Mrs Barrat felt sick. She couldn’t help thinking about Barry’s first day in hospital. He had looked so fragile.
“Rhodri died the following afternoon.” Mrs Coleman continued. “They tried everything. They said it was too late. He had pneumonia, and it was too far advanced. I couldn’t believe it. When I arrived on the ward, a sheet had been drawn up over his face. His father sat next to him on the bed. His head hung down in despair. He was devastated.” Connie Coleman blushed and tears welled up in her eyes. Bernice Barrat started to cry. Even Brian’s eyes were moist.

“Dr Davies was severely criticised. The coroner acknowledged the difficult
circumstances, but said that he should have taken Rhodri to a doctor or, at the very least,
examined him himself.” Connie Coleman shook her head as she spoke. “Can you believe it? He did not even have time to listen to his own son’s chest.

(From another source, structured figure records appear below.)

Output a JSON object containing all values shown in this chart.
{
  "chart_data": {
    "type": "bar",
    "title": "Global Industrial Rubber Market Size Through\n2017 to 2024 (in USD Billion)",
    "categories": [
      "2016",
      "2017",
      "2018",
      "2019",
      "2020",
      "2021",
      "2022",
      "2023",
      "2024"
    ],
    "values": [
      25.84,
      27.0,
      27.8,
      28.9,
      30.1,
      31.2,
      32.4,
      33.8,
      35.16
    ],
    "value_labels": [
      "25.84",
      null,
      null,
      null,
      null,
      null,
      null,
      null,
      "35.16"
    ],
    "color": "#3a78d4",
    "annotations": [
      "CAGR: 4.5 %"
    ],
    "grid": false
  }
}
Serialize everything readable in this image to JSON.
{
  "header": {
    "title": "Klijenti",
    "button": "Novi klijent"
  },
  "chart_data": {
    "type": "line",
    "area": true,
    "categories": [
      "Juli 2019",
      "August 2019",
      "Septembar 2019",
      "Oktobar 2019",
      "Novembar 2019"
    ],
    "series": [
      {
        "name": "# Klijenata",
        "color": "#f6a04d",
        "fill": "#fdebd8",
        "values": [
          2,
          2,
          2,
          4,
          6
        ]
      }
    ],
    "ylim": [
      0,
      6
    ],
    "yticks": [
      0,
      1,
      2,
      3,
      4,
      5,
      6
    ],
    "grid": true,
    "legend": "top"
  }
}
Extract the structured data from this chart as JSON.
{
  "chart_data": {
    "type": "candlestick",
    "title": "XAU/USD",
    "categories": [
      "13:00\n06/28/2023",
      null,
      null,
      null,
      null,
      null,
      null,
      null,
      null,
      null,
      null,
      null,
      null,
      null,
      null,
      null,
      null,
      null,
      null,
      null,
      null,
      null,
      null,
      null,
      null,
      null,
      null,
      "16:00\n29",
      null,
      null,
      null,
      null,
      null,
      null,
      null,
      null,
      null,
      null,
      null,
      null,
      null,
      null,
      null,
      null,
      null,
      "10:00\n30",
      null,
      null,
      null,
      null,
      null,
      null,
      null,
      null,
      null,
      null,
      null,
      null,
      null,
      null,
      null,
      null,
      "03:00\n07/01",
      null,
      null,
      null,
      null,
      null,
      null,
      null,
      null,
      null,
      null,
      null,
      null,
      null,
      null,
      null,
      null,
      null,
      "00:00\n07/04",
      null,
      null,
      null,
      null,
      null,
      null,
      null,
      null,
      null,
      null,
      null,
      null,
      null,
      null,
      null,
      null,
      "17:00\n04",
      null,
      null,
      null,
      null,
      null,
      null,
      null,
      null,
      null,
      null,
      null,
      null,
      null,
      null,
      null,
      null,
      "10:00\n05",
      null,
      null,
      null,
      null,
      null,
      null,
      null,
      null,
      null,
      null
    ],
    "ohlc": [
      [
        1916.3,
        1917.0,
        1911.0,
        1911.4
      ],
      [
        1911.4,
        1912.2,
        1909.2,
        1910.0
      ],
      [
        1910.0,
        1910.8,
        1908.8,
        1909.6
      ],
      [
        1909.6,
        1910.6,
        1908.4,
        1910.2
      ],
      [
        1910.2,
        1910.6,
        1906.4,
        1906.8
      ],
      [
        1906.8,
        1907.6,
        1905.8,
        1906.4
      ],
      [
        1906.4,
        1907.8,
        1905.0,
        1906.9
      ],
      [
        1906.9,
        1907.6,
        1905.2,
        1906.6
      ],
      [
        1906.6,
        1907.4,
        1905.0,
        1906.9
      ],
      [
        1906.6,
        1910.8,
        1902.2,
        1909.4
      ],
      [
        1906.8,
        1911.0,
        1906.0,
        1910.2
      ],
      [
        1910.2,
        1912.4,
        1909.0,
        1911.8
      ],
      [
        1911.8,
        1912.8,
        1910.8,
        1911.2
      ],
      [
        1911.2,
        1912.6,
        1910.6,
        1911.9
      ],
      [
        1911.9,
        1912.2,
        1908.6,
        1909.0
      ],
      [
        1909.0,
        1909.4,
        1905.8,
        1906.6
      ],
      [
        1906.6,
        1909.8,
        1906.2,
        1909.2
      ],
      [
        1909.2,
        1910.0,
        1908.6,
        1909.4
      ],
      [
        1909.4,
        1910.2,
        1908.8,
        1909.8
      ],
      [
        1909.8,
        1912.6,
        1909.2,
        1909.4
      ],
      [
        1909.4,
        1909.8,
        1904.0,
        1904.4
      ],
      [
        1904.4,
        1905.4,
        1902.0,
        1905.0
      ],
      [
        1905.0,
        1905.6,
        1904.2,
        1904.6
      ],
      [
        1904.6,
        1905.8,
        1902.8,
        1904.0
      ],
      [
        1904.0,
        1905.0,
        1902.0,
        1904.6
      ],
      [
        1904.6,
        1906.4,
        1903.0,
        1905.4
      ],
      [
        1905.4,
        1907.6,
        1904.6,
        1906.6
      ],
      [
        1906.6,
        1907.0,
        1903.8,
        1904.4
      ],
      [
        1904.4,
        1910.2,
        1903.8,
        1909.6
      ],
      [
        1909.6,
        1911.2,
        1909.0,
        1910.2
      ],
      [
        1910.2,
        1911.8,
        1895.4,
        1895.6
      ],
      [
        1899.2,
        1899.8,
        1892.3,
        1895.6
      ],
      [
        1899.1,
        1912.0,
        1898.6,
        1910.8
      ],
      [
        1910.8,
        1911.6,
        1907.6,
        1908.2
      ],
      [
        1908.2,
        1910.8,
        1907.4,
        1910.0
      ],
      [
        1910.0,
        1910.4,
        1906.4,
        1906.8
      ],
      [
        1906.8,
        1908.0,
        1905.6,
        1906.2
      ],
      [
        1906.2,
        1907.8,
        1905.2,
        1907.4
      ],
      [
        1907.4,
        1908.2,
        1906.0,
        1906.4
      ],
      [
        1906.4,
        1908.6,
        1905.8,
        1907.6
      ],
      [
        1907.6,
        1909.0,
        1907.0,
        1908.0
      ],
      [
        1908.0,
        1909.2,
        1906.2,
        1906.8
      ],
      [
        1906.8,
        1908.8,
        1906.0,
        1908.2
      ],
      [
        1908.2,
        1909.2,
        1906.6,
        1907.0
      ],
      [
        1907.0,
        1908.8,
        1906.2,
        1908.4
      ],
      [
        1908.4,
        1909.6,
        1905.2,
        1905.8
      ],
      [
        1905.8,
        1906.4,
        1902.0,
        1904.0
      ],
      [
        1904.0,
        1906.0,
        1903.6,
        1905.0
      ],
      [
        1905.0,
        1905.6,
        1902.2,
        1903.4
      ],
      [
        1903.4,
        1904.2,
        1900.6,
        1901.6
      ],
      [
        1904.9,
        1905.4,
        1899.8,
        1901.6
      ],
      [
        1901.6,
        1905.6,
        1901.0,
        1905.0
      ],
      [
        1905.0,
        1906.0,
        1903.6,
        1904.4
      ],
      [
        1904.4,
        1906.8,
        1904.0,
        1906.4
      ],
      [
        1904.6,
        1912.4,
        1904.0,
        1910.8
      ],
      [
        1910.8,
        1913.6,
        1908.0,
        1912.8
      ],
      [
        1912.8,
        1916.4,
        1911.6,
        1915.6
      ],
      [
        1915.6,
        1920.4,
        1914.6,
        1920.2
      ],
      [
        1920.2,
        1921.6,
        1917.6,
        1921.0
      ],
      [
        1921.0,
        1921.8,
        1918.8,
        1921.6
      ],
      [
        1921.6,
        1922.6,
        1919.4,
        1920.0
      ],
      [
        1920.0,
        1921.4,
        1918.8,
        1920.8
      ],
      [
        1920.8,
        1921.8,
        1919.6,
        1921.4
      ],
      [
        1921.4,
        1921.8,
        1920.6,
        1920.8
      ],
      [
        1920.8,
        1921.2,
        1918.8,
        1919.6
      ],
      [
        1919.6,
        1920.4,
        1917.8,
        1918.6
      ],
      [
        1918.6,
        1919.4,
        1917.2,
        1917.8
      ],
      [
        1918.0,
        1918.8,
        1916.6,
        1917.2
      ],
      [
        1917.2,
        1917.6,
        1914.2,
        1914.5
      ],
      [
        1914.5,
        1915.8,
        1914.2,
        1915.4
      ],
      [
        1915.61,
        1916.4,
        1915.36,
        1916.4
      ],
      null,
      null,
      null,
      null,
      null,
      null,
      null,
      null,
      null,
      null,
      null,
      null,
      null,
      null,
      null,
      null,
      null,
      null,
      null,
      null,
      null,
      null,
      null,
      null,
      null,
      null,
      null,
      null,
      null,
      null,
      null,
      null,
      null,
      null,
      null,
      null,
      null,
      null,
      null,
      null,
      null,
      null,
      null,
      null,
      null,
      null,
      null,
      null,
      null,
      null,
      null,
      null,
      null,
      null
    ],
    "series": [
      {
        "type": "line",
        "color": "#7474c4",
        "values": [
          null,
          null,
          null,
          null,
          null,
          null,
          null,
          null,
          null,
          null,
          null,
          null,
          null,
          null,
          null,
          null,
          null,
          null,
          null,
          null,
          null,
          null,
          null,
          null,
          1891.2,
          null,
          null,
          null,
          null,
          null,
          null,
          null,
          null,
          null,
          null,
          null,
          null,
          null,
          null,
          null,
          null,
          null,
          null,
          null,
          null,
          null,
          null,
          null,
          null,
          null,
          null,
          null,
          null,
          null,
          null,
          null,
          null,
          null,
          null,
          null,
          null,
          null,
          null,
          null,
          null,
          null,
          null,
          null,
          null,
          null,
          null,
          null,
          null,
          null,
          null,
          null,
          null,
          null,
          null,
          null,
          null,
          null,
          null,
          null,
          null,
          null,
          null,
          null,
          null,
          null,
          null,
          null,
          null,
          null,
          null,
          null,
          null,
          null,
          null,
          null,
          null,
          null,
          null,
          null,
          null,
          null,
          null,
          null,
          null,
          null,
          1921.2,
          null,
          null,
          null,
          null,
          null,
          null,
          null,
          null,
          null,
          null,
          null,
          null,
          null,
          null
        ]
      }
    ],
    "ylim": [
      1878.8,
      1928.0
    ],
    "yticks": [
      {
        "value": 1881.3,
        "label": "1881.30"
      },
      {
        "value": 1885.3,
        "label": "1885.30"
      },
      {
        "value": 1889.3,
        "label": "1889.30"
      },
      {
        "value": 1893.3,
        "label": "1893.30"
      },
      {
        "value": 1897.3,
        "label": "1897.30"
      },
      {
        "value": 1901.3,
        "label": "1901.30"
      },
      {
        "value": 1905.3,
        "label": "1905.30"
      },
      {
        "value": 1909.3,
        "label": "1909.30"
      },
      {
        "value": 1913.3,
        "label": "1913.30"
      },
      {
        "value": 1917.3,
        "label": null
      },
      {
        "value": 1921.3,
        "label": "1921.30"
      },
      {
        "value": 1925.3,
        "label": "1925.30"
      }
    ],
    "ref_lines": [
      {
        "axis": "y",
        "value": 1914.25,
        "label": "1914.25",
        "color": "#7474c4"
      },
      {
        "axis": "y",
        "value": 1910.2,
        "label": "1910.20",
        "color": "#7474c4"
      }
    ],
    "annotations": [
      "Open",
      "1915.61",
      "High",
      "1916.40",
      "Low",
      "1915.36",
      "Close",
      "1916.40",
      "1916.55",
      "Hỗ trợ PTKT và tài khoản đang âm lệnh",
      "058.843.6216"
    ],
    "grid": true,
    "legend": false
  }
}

I don’t know how many patients he examined in those few weeks. Surely, one more would not have been too much.” Mr and Mrs Barrat shook their heads.
“The coroner did not punish Dr Davies. He said that the loss of his son was punishment
enough.”
“Dr Davies hardly spoke during the inquest. He said nothing to excuse or defend
himself. His wife stood quietly beside him. They held hands.”
Mrs Barrat glanced at her husband.
“Then,” Connie Coleman continued, “three days after the inquest Dr Davies was found dead in his surgery. He had hung himself.”
Brian and Bernice Barratt stared at Connie Coleman.
“So, it could not have been Dr Davies that examined your son. It must have been someone else.”